Resumo: Pouco a pouco, os textos cedem lugar às fotos. Olha-se cada vez mais. Lê-se cada vez menos. De quebra, uma igreja bonitinha.

Uma igreja bonitinha

Era uma vez uma igreja. Uma igreja bonitinha, naturalmente.

À porta estava escrito  em letras invisíveis: Entrada Proibida.

Se me perguntarem por que “naturalmente”, eu respondo: porque isto pretende ser uma fábula, e nas fábulas, ainda que pretensas,  uma igreja bonitinha  é a coisa mais natural do mundo.

Se me pedirem explicações do tipo vem cá, as letras não podem ser invisíveis, pois, se o fossem,  como ler ‘Entrada Proibida’?,   eu respondo:  quem falou em ‘ler’? Eu disse apenas que à porta  estava escrito ‘Entrada Proibida’. Nem passou pela minha cabeça que alguém se ocupasse em ler o aviso. Não sou ingênuo, sei muito bem que ler é hoje uma atividade prescindível. Assim sendo,  se  ler  é prescindível,  as letras podem ser invisíveis e ninguém vai notar a defecção.

Caso se insista na arguição, alegando o surgimento de alguém  interessado, eu respondo: interessado em quê?

Se me replicarem que o interesse incide sobre o geral das considerações, eu respondo: cite pelo menos  uma particularidade. Conduzirei melhor o pensamento se conhecer o que mais  interessa.

Se me informarem que interessa conhecer mais de perto essa igreja que proíbe a entrada de fiéis, com inteira  pertinência eu pergunto: por que?

Se me disserem:   porque não é lógico, e o absurdo bloqueia a compreensão,   eu respondo: obrigado por levar a sério a minha fábula.

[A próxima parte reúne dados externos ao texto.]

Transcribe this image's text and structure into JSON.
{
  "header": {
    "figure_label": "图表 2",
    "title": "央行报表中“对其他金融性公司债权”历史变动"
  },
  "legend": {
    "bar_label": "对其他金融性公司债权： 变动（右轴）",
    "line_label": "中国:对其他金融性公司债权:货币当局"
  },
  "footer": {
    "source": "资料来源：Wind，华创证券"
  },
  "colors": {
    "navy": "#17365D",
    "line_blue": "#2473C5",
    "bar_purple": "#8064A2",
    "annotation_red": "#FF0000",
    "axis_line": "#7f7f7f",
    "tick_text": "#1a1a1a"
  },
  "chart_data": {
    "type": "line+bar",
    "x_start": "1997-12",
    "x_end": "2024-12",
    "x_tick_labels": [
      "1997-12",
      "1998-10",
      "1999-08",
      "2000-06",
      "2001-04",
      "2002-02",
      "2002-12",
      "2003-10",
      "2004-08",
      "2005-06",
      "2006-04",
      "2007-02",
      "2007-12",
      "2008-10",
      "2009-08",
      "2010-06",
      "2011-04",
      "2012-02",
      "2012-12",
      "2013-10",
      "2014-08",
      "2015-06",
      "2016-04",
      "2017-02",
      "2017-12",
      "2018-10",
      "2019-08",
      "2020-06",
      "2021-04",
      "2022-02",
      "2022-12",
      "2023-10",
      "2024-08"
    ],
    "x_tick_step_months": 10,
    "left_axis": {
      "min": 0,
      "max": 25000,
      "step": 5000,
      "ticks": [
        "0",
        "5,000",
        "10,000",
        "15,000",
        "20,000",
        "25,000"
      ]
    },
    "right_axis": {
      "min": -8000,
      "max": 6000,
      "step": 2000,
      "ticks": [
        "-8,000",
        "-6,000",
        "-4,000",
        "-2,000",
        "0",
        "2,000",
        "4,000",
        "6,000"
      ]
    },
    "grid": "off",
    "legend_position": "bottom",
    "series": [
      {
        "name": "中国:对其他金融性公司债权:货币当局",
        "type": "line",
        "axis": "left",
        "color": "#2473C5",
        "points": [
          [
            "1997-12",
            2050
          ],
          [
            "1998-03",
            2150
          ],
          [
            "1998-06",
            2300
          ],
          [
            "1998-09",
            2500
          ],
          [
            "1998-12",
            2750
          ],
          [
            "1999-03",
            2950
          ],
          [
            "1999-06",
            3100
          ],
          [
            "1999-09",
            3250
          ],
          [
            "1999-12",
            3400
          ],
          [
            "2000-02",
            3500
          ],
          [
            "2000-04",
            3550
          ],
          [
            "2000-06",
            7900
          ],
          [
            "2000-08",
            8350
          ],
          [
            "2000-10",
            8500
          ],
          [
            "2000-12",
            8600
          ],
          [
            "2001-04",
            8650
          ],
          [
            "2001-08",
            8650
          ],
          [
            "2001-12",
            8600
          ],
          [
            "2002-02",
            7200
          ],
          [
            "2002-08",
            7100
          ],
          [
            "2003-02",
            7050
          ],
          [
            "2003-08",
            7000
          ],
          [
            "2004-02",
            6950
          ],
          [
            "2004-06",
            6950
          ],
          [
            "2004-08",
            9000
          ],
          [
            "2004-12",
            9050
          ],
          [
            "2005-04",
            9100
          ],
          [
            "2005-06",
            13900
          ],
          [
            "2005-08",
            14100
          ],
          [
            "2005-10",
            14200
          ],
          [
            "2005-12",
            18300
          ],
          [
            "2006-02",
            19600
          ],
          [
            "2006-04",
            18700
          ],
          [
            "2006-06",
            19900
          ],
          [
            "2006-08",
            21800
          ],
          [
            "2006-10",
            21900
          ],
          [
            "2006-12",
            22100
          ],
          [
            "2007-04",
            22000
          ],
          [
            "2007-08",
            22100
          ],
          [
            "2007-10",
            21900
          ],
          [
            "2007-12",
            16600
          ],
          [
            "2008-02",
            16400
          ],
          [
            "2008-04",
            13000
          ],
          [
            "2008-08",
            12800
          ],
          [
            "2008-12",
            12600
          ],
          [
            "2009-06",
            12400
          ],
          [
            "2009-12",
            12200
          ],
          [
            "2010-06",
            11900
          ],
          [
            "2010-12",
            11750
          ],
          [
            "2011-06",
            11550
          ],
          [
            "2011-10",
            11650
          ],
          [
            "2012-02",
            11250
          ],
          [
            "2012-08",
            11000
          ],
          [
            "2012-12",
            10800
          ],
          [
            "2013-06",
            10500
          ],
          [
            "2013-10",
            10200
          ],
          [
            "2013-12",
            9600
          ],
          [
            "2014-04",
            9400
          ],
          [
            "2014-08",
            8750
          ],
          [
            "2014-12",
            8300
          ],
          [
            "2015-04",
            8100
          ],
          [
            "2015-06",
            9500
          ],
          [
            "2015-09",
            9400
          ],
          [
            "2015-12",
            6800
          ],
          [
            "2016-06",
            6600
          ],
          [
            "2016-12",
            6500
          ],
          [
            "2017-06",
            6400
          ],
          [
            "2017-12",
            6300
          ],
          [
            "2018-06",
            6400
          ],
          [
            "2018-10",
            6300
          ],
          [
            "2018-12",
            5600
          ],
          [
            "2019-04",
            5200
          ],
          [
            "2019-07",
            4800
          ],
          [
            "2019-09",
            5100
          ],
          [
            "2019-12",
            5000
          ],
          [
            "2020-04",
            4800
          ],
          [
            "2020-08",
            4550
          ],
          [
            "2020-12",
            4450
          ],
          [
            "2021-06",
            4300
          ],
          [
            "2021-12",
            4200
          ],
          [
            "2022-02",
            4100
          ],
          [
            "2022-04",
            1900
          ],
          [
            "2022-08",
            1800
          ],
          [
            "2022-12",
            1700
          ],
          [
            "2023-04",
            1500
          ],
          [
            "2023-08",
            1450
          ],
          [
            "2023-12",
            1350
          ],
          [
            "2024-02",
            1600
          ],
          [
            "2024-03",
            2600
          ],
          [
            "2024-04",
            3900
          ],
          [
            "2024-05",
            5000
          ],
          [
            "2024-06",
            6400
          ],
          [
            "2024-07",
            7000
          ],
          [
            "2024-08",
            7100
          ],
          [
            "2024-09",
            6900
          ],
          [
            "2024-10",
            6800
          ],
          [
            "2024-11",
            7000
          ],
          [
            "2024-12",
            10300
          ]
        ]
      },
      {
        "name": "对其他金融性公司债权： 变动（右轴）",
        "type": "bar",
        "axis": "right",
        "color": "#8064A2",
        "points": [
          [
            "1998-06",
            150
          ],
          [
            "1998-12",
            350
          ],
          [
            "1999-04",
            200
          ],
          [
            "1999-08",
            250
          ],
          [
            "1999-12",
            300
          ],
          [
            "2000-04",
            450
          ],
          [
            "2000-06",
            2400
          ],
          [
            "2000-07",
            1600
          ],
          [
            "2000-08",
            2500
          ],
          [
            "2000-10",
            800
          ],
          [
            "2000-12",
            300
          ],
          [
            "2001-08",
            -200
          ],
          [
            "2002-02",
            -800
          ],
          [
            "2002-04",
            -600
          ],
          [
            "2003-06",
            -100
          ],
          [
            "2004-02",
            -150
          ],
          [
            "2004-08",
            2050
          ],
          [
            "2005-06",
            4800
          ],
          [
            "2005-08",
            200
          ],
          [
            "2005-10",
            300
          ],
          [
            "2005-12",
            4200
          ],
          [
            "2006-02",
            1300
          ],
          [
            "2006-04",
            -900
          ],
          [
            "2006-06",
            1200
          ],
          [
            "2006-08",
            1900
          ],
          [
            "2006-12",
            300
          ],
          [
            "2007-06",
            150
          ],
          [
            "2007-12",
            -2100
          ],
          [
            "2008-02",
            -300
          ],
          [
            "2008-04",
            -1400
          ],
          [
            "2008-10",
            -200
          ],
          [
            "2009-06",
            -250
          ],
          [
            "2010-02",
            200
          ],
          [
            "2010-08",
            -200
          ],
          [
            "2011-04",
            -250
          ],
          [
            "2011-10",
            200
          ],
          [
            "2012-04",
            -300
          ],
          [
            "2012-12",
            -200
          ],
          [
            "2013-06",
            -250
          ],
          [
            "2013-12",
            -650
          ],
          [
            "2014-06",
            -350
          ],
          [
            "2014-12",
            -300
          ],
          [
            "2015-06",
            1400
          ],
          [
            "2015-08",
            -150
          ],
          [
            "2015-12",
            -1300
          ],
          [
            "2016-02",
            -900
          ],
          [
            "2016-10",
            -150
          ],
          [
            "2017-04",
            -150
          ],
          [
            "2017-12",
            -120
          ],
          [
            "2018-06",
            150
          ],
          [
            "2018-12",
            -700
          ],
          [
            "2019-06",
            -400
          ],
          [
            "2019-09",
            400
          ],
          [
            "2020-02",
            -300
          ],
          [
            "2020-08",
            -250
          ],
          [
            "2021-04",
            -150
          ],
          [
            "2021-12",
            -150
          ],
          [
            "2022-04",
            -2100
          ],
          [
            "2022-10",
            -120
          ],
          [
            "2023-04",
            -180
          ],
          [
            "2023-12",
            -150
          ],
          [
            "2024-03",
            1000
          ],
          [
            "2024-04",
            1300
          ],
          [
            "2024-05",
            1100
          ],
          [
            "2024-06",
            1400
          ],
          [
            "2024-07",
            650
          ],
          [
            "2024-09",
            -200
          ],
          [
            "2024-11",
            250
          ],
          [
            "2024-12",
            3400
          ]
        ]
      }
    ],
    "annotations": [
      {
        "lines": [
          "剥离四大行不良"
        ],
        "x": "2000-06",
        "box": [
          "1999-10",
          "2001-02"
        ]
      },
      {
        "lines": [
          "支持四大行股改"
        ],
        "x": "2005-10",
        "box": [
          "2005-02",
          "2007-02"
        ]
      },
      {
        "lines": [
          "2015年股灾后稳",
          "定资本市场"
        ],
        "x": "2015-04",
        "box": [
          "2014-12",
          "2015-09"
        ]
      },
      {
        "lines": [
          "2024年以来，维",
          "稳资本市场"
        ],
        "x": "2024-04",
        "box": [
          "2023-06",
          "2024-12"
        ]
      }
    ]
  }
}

Mas é preciso entender que o absurdo, se bem tratado, pode encaminhar verdades  inimagináveis.

Se me cobrarem fundamentação,  eu respondo: convém  não esquecer que a verdade habita entre os nossos pensamentos, ou seja, entre as representações que fazemos da realidade. Melhor ainda, habita  entre as ligações e associações dos nossos pensamentos e representações.  

Se me pedirem para trocar em miúdo essa teoria,  eu respondo:   sem afastar um pé desta capsula    mostrarei como   a verdade surge da associação de pensamentos e representações, ainda que absurdos.  Acompanhem. Num primeiro estágio  surgiu a representação abstrusa de uma igreja inacessível a fiéis,  e  um aviso absurdo escrito com letras invisíveis. Na sequência, bastou aduzir a hipótese de uma interpelação - vem cá, as letras não podem ser invisíveis, pois, se o fossem,  como ler ‘Entrada Proibida’? -  para deflagrar  o conhecimento  da primeira grande verdade produzida nesta associação de pensamentos, a qual verdade, uma vez liberada, expande-se   nestes termos: pouco a pouco, os textos cedem lugar às fotos. Olha-se cada vez mais. Lê-se cada vez menos.

Se me apertarem contra a parede e exigirem de mim a segunda verdade, eu repondo:   assim como o absurdo das letras invisíveis levou ao conhecimento da primeira verdade, o absurdo de proibir a entrada de fiéis na igreja bonitinha leva à segunda que, neste contexto, admite mais de uma tradução. Primeira tradução: do jeito que as coisas andam é melhor ficar em casa, aliás, em conformidade com o que aconselha o Doce Rabino da Galileia, em Mateus 6;5 : quando orardes, ide para o vosso quarto, e fechai a porta, e orai ao Pai em segredo; e o vosso Pai, que vê em segredo, vos recompensará.

Ora, se não vou sair de casa, pouco se me dá que me proíbam de entrar seja lá onde for.

Segunda tradução: é preciso rever urgentemente o papel decisivo das igrejas na obra de reconstrução do mundo. Separar o joio do trigo e parar de brincar com coisa séria.

Por fim, se quiserem me censurar, alegando que generalizo, que ataco injustamente todas as igrejas, eu respondo: de jeito nenhum.

E mesmo que atacasse  não haveria o menor perigo. Afinal, a primeira verdade - a verdade da leitura prescindível - dá ampla segurança aos eventuais incomodados com a segunda.